The Frankenstein Chronicles è in tutto e per tutto un giallo in costume, ambientato nella decadente Londra pre-vittoriana. Come ogni buon giallo, l’indagine dell’investigatore John Marlott (un sempre valido Sean Bean) parte dal rinvenimento del cadavere di una bambina portato dalle onde sulle rive del Tamigi. Il corpo, però, presenta una caratteristica inquietante: è il frutto dell’assemblamento chirurgico di otto bambini. La crudeltà del rinvenimento provoca reazioni politiche, poiché si sta discutendo l’approvazione di una riforma della sanità che permetta ai medici ufficiali di accedere ai cadaveri dei poveri i cui parenti non abbiano richiesto la salma: il caso potrebbe suscitare una reazione incontrollata dell’opinione pubblica che già non vede di buon occhio l’operato dei chirurghi. L’indagine di Marlott lo porta a conoscere Mary Shelley, la scrittrice di un romanzo che sembra nascondere il movente dietro l’orrendo delitto, ma soprattutto lo conduce nella classica discesa agli inferi, scandita dai versi del romanzo di Shelley, tra cacciatori di cadaveri, freaks e papponi di bambine, che lo porterà a imbattersi negli angoli più cupi e crudeli dell’ingegno umano, in una Londra sporca, dove le malattie sono sempre dietro l’angolo e la medicina non è ritratta come una soluzione salvifica, bensì come una perversione.

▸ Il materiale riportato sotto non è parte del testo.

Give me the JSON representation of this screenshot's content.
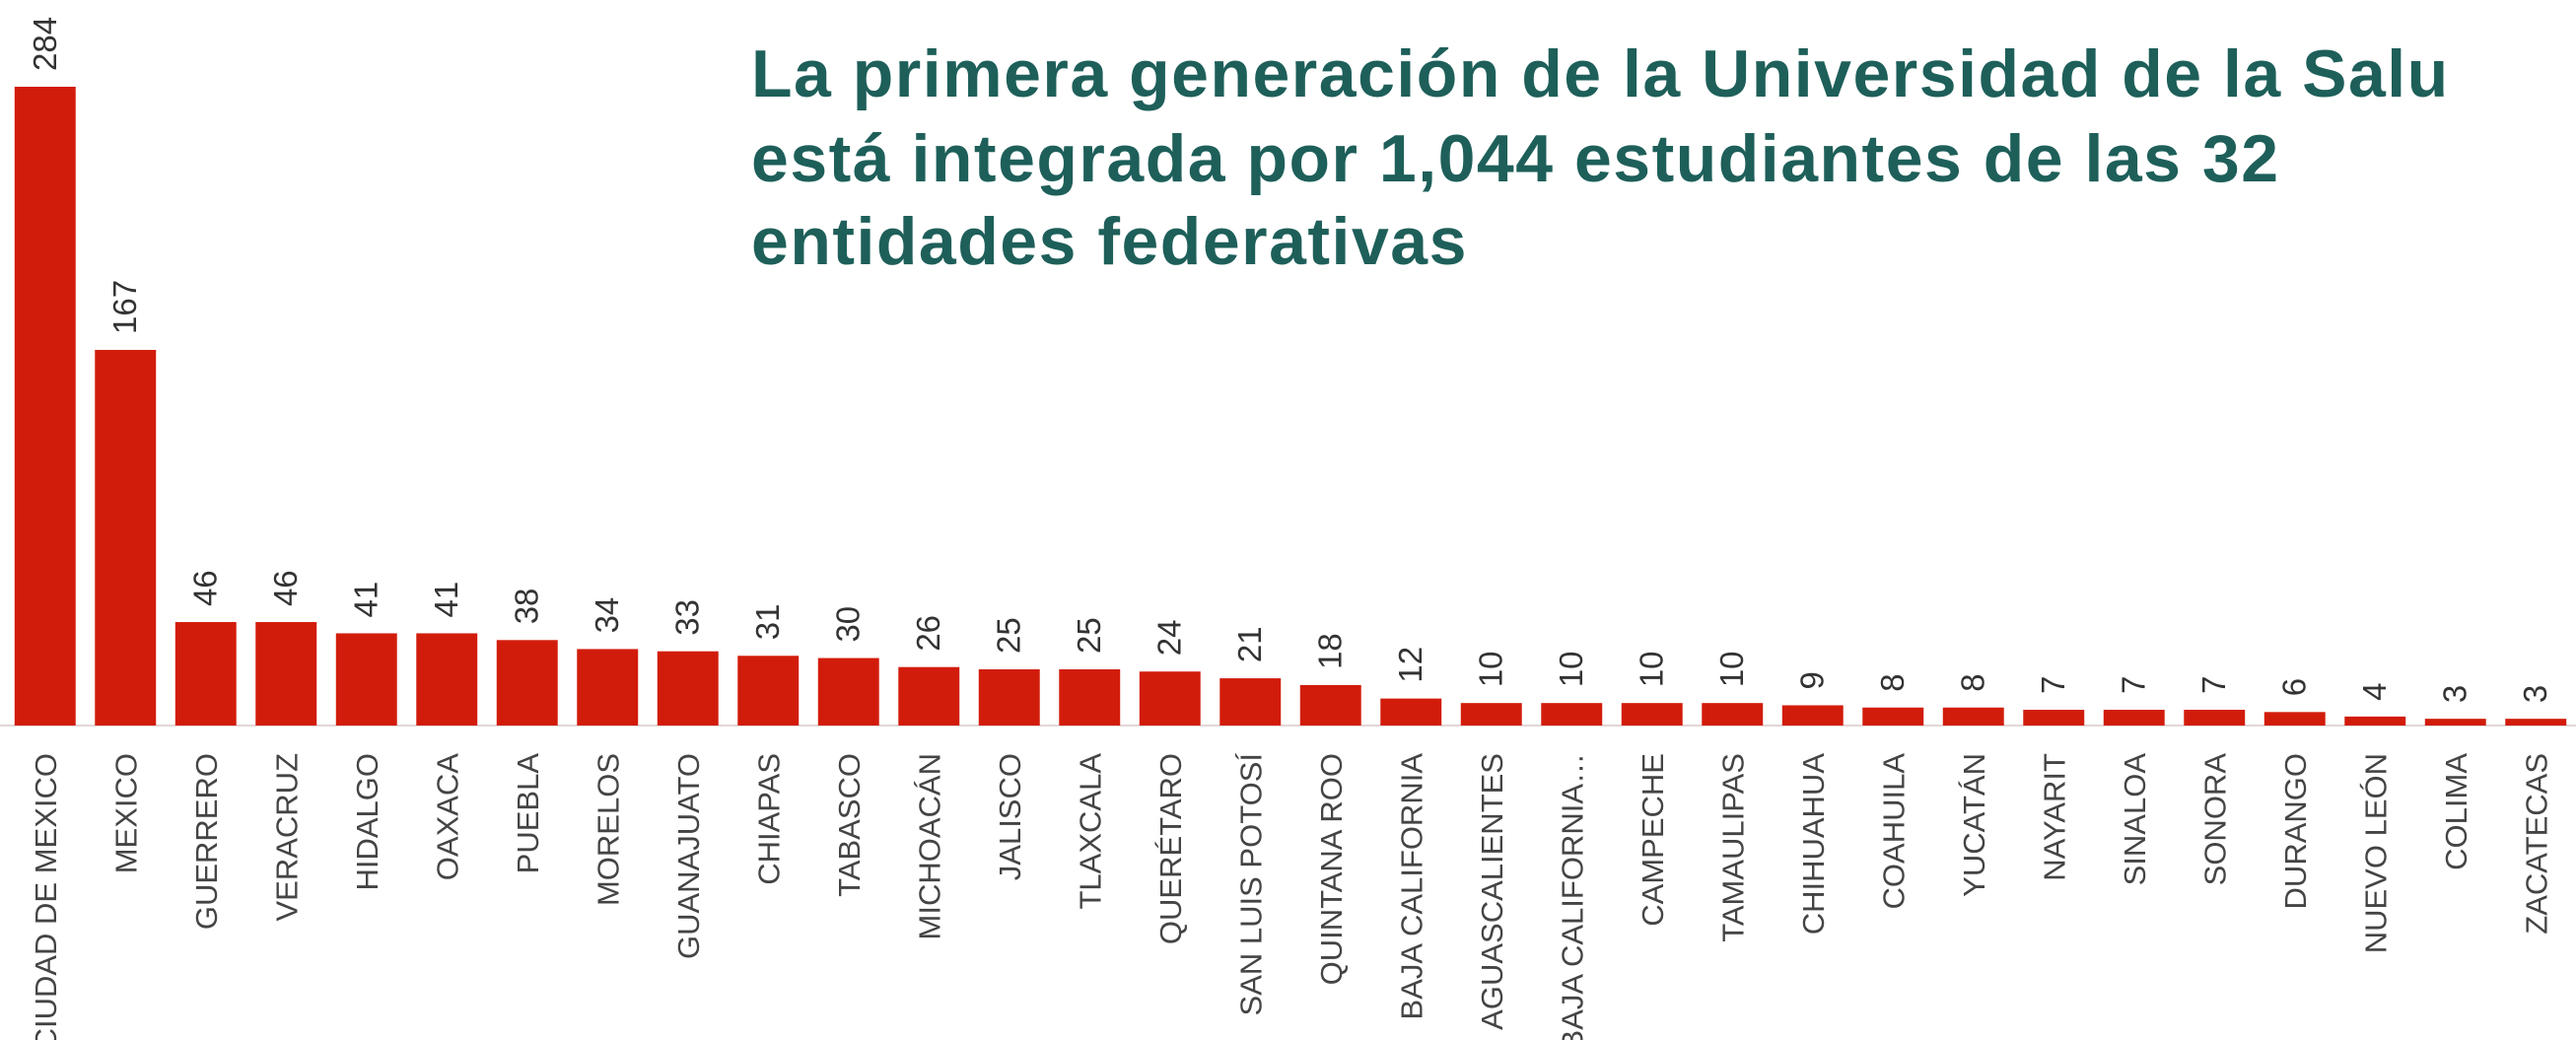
{
  "chart_data": {
    "type": "bar",
    "title_lines": [
      "La primera generación de la Universidad de la Salu",
      "está integrada por 1,044 estudiantes de las 32",
      "entidades federativas"
    ],
    "categories": [
      "CIUDAD DE MEXICO",
      "MEXICO",
      "GUERRERO",
      "VERACRUZ",
      "HIDALGO",
      "OAXACA",
      "PUEBLA",
      "MORELOS",
      "GUANAJUATO",
      "CHIAPAS",
      "TABASCO",
      "MICHOACÁN",
      "JALISCO",
      "TLAXCALA",
      "QUERÉTARO",
      "SAN LUIS POTOSÍ",
      "QUINTANA ROO",
      "BAJA CALIFORNIA",
      "AGUASCALIENTES",
      "BAJA CALIFORNIA…",
      "CAMPECHE",
      "TAMAULIPAS",
      "CHIHUAHUA",
      "COAHUILA",
      "YUCATÁN",
      "NAYARIT",
      "SINALOA",
      "SONORA",
      "DURANGO",
      "NUEVO LEÓN",
      "COLIMA",
      "ZACATECAS"
    ],
    "values": [
      284,
      167,
      46,
      46,
      41,
      41,
      38,
      34,
      33,
      31,
      30,
      26,
      25,
      25,
      24,
      21,
      18,
      12,
      10,
      10,
      10,
      10,
      9,
      8,
      8,
      7,
      7,
      7,
      6,
      4,
      3,
      3
    ],
    "color": "#d21c0b"
  }
}
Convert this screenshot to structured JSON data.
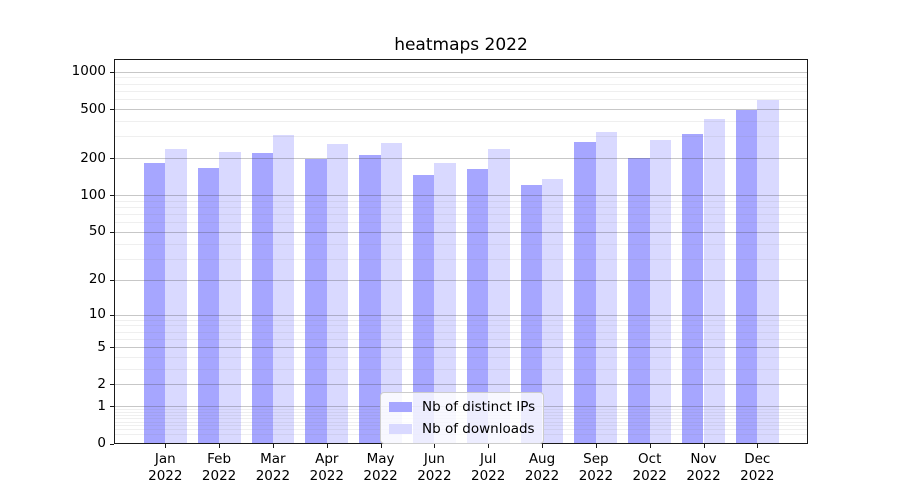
{
  "chart_data": {
    "type": "bar",
    "title": "heatmaps 2022",
    "categories": [
      "Jan",
      "Feb",
      "Mar",
      "Apr",
      "May",
      "Jun",
      "Jul",
      "Aug",
      "Sep",
      "Oct",
      "Nov",
      "Dec"
    ],
    "year": "2022",
    "series": [
      {
        "name": "Nb of distinct IPs",
        "color": "#a6a6ff",
        "values": [
          182,
          166,
          220,
          195,
          212,
          146,
          162,
          120,
          268,
          200,
          315,
          495
        ]
      },
      {
        "name": "Nb of downloads",
        "color": "#d9d9ff",
        "values": [
          238,
          225,
          310,
          260,
          265,
          182,
          237,
          135,
          328,
          280,
          415,
          590
        ]
      }
    ],
    "xlabel": "",
    "ylabel": "",
    "yscale": "log1p",
    "yticks": [
      0,
      1,
      2,
      5,
      10,
      20,
      50,
      100,
      200,
      500,
      1000
    ],
    "ylim": [
      0,
      1270
    ],
    "grid": true,
    "legend_position": "lower center"
  }
}
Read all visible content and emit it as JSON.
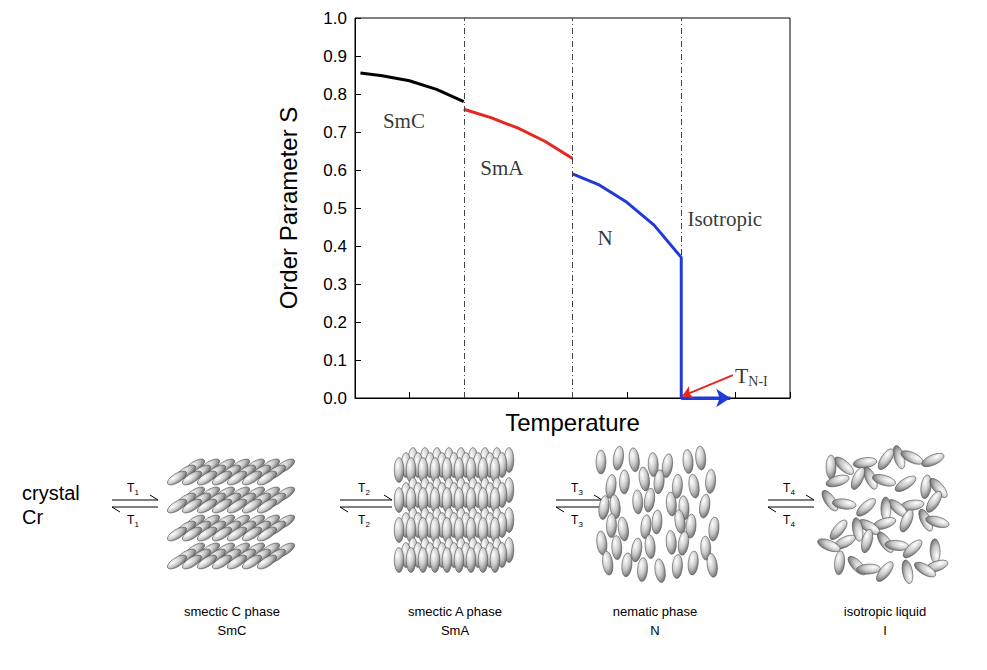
{
  "chart_data": {
    "type": "line",
    "x_label": "Temperature",
    "y_label": "Order Parameter S",
    "xlim": [
      0,
      8
    ],
    "xticks": [
      0,
      1,
      2,
      3,
      4,
      5,
      6,
      7,
      8
    ],
    "ylim": [
      0,
      1
    ],
    "yticks": [
      {
        "value": 0,
        "label": "0.0"
      },
      0.1,
      0.2,
      0.3,
      0.4,
      0.5,
      0.6,
      0.7,
      0.8,
      0.9,
      {
        "value": 1,
        "label": "1.0"
      }
    ],
    "tick_labels": "y",
    "grid": false,
    "series": [
      {
        "color": "#000000",
        "x": [
          0.1,
          0.5,
          1,
          1.5,
          2
        ],
        "values": [
          0.855,
          0.848,
          0.835,
          0.812,
          0.78
        ]
      },
      {
        "color": "#e8251f",
        "x": [
          2,
          2.5,
          3,
          3.5,
          4
        ],
        "values": [
          0.76,
          0.738,
          0.71,
          0.675,
          0.63
        ]
      },
      {
        "color": "#1f3ad6",
        "x": [
          4,
          4.5,
          5,
          5.5,
          6,
          6,
          6.9
        ],
        "values": [
          0.59,
          0.56,
          0.515,
          0.455,
          0.37,
          0,
          0
        ],
        "marker": "arrow"
      }
    ],
    "phase_boundaries": [
      2,
      4,
      6
    ],
    "annotations": [
      {
        "text": "SmC",
        "x": 0.9,
        "y": 0.73
      },
      {
        "text": "SmA",
        "x": 2.7,
        "y": 0.605
      },
      {
        "text": "N",
        "x": 4.6,
        "y": 0.42
      },
      {
        "text": "Isotropic",
        "x": 6.8,
        "y": 0.47
      },
      {
        "text": "T",
        "subscript": "N-I",
        "x": 6.95,
        "y": 0.06,
        "arrow_to": [
          6.02,
          0.005
        ],
        "color": "#e8251f"
      }
    ]
  },
  "diagram": {
    "start": {
      "name": "crystal",
      "symbol": "Cr"
    },
    "transitions": [
      {
        "text": "T",
        "subscript": "1"
      },
      {
        "text": "T",
        "subscript": "2"
      },
      {
        "text": "T",
        "subscript": "3"
      },
      {
        "text": "T",
        "subscript": "4"
      }
    ],
    "phases": [
      {
        "name": "smectic C phase",
        "symbol": "SmC"
      },
      {
        "name": "smectic A phase",
        "symbol": "SmA"
      },
      {
        "name": "nematic phase",
        "symbol": "N"
      },
      {
        "name": "isotropic liquid",
        "symbol": "I"
      }
    ]
  }
}
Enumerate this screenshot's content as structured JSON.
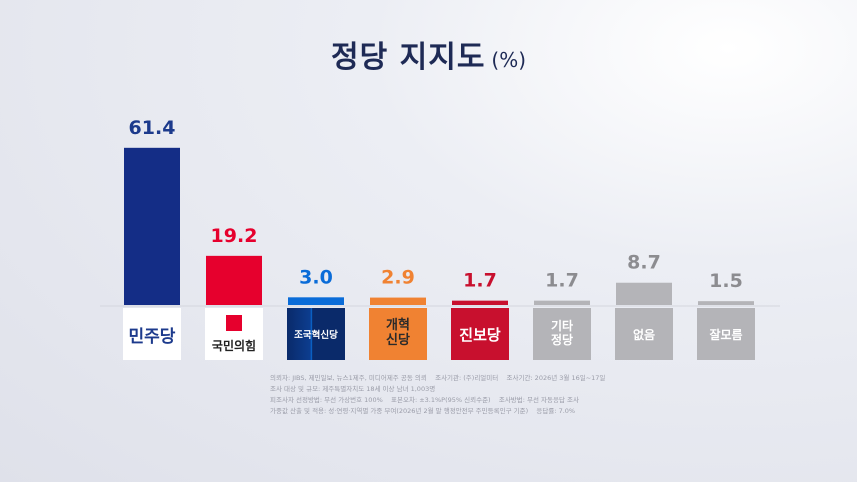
{
  "chart_data": {
    "type": "bar",
    "title": "정당 지지도",
    "unit": "(%)",
    "categories": [
      "민주당",
      "국민의힘",
      "조국혁신당",
      "개혁신당",
      "진보당",
      "기타정당",
      "없음",
      "잘모름"
    ],
    "values": [
      61.4,
      19.2,
      3.0,
      2.9,
      1.7,
      1.7,
      8.7,
      1.5
    ],
    "value_labels": [
      "61.4",
      "19.2",
      "3.0",
      "2.9",
      "1.7",
      "1.7",
      "8.7",
      "1.5"
    ],
    "colors": [
      "#142d86",
      "#e6002d",
      "#0a6cd8",
      "#f08232",
      "#c8102e",
      "#b4b4b8",
      "#b4b4b8",
      "#b4b4b8"
    ],
    "label_colors": [
      "#1c3a8c",
      "#e6002d",
      "#0a6cd8",
      "#f08232",
      "#c8102e",
      "#8c8c90",
      "#8c8c90",
      "#8c8c90"
    ],
    "notes": [
      "의뢰자: JIBS, 제민일보, 뉴스1제주, 미디어제주 공동 의뢰    조사기관: (주)리얼미터    조사기간: 2026년 3월 16일~17일",
      "조사 대상 및 규모: 제주특별자치도 18세 이상 남녀 1,003명",
      "피조사자 선정방법: 무선 가상번호 100%    표본오차: ±3.1%P(95% 신뢰수준)    조사방법: 무선 자동응답 조사",
      "가중값 산출 및 적용: 성·연령·지역별 가중 부여(2026년 2월 말 행정안전부 주민등록인구 기준)    응답률: 7.0%"
    ]
  }
}
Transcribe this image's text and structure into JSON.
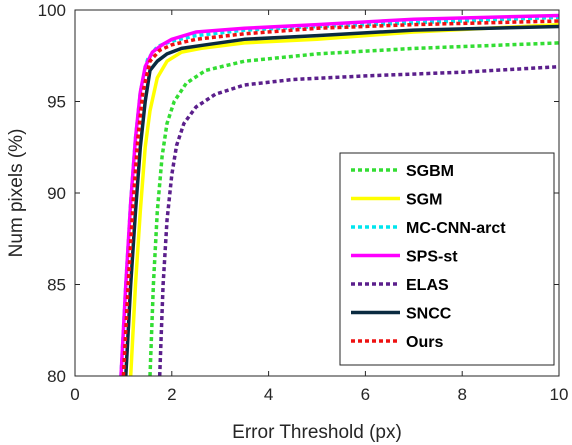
{
  "chart_data": {
    "type": "line",
    "title": "",
    "xlabel": "Error Threshold (px)",
    "ylabel": "Num pixels (%)",
    "xlim": [
      0,
      10
    ],
    "ylim": [
      80,
      100
    ],
    "xticks": [
      "0",
      "2",
      "4",
      "6",
      "8",
      "10"
    ],
    "yticks": [
      "80",
      "85",
      "90",
      "95",
      "100"
    ],
    "grid": false,
    "legend_position": "bottom-right",
    "series": [
      {
        "name": "SGBM",
        "color": "#33dd33",
        "style": "dotted",
        "x": [
          1.55,
          1.62,
          1.7,
          1.8,
          1.9,
          2.05,
          2.3,
          2.7,
          3.5,
          5,
          7,
          10
        ],
        "y": [
          80,
          85,
          89,
          92,
          93.8,
          95,
          96,
          96.7,
          97.2,
          97.6,
          97.9,
          98.2
        ]
      },
      {
        "name": "SGM",
        "color": "#ffff00",
        "style": "solid",
        "x": [
          1.15,
          1.25,
          1.35,
          1.45,
          1.55,
          1.7,
          1.9,
          2.2,
          2.6,
          3.5,
          5,
          7,
          10
        ],
        "y": [
          80,
          85,
          89,
          92.5,
          94.5,
          96.3,
          97.2,
          97.7,
          97.9,
          98.2,
          98.4,
          98.8,
          99.2
        ]
      },
      {
        "name": "MC-CNN-arct",
        "color": "#00e5ee",
        "style": "dotted",
        "x": [
          0.95,
          1.05,
          1.15,
          1.25,
          1.35,
          1.5,
          1.7,
          2.0,
          2.5,
          3.5,
          5,
          7,
          10
        ],
        "y": [
          80,
          85,
          89.5,
          93,
          95.5,
          97.3,
          98.0,
          98.3,
          98.6,
          98.9,
          99.1,
          99.3,
          99.6
        ]
      },
      {
        "name": "SPS-st",
        "color": "#ff00ff",
        "style": "solid",
        "x": [
          0.95,
          1.05,
          1.15,
          1.25,
          1.35,
          1.45,
          1.6,
          1.8,
          2.0,
          2.5,
          3.5,
          5,
          7,
          10
        ],
        "y": [
          80,
          85,
          89.5,
          93,
          95.5,
          96.9,
          97.7,
          98.1,
          98.4,
          98.8,
          99.0,
          99.2,
          99.5,
          99.7
        ]
      },
      {
        "name": "ELAS",
        "color": "#5b1f8c",
        "style": "dotted",
        "x": [
          1.75,
          1.82,
          1.9,
          2.0,
          2.1,
          2.25,
          2.5,
          2.9,
          3.5,
          4.5,
          6,
          8,
          10
        ],
        "y": [
          80,
          85,
          88.5,
          91,
          92.6,
          93.8,
          94.7,
          95.4,
          95.9,
          96.2,
          96.4,
          96.6,
          96.9
        ]
      },
      {
        "name": "SNCC",
        "color": "#0a2a40",
        "style": "solid",
        "x": [
          1.05,
          1.15,
          1.25,
          1.35,
          1.45,
          1.55,
          1.7,
          1.9,
          2.2,
          2.7,
          3.5,
          5,
          7,
          10
        ],
        "y": [
          80,
          85,
          89,
          92.5,
          95,
          96.7,
          97.2,
          97.6,
          97.9,
          98.1,
          98.4,
          98.6,
          98.9,
          99.1
        ]
      },
      {
        "name": "Ours",
        "color": "#ee1111",
        "style": "dotted",
        "x": [
          1.0,
          1.1,
          1.2,
          1.3,
          1.4,
          1.55,
          1.75,
          2.0,
          2.5,
          3.5,
          5,
          7,
          10
        ],
        "y": [
          80,
          85,
          89.5,
          93,
          95.5,
          97.2,
          97.8,
          98.1,
          98.4,
          98.7,
          99.0,
          99.2,
          99.4
        ]
      }
    ]
  }
}
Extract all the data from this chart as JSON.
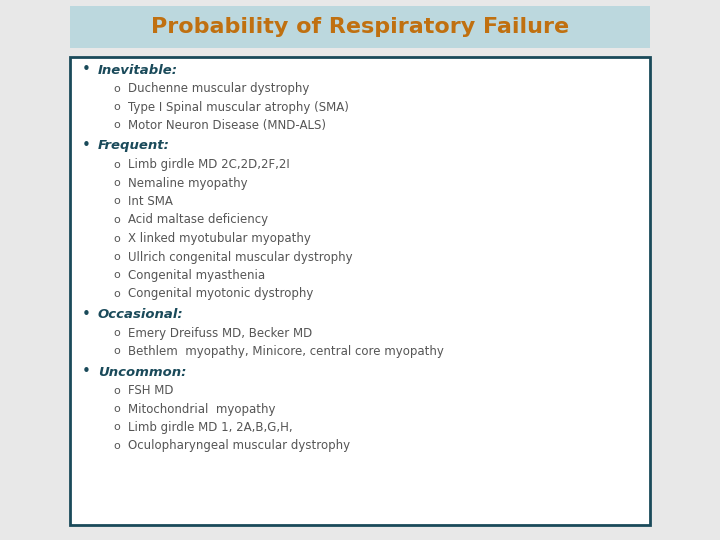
{
  "title": "Probability of Respiratory Failure",
  "title_color": "#c07010",
  "title_bg_color": "#bcd8de",
  "title_fontsize": 16,
  "content_bg_color": "#ffffff",
  "border_color": "#1a4a5a",
  "bullet_color": "#1a4a5a",
  "heading_color": "#1a4a5a",
  "sub_color": "#555555",
  "fig_bg": "#e8e8e8",
  "sections": [
    {
      "heading": "Inevitable:",
      "items": [
        "Duchenne muscular dystrophy",
        "Type I Spinal muscular atrophy (SMA)",
        "Motor Neuron Disease (MND-ALS)"
      ]
    },
    {
      "heading": "Frequent:",
      "items": [
        "Limb girdle MD 2C,2D,2F,2I",
        "Nemaline myopathy",
        "Int SMA",
        "Acid maltase deficiency",
        "X linked myotubular myopathy",
        "Ullrich congenital muscular dystrophy",
        "Congenital myasthenia",
        "Congenital myotonic dystrophy"
      ]
    },
    {
      "heading": "Occasional:",
      "items": [
        "Emery Dreifuss MD, Becker MD",
        "Bethlem  myopathy, Minicore, central core myopathy"
      ]
    },
    {
      "heading": "Uncommon:",
      "items": [
        "FSH MD",
        "Mitochondrial  myopathy",
        "Limb girdle MD 1, 2A,B,G,H,",
        "Oculopharyngeal muscular dystrophy"
      ]
    }
  ]
}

I temi portanti di The Frankenstein Chronicles sono, tutto sommato, quelli del romanzo: l’impotenza dell’uomo di fronte alla morte, i suoi strenui tentativi di raggiungere l’immortalità, la paura del progresso scientifico inarrestabile. Che sia l’arte blasfema di William Blake o di Mary Shelley piuttosto che la medicina, deviata dallo spiraglio, anelante la resurrezione e l’immortalità, della scoperta del galvanismo, l’uomo prova con i suoi strumenti a giocare il ruolo di Dio e se dietro i moventi degli scienziati c’è sempre l’anelito verso la scoperta più grande, persino Marlott, uomo toccato dalla morte sotto la forma della sifilide, vorrebbe vincere la grande signora con la falce di luna per poter riavere i suoi cari affianco. Scritto come un film diviso in otto parti, interamente girate dall’autore Benjamin Ross, ha il grande merito di usare il genere senza aver paura di puntare su ritmi più meditativi, per approfondire i personaggi, serviti alla perfezione da un cast in sintonia con la storia, o di rivolgersi a toni più disturbanti, quasi horror, quando c’è bisogno di inquietare. Se l’intera stagione scorre tutto sommato in maniera lineare, il finale è un colpo d’ala notevole e spiazza a più riprese lo spettatore. Visti gli ultimi adattamenti cinematografici su Frankenstein, poco esaltanti, forse è meglio rivolgerci allo schermo televisivo per godere ancora della bellezza del sogno blasfemo della Shelley.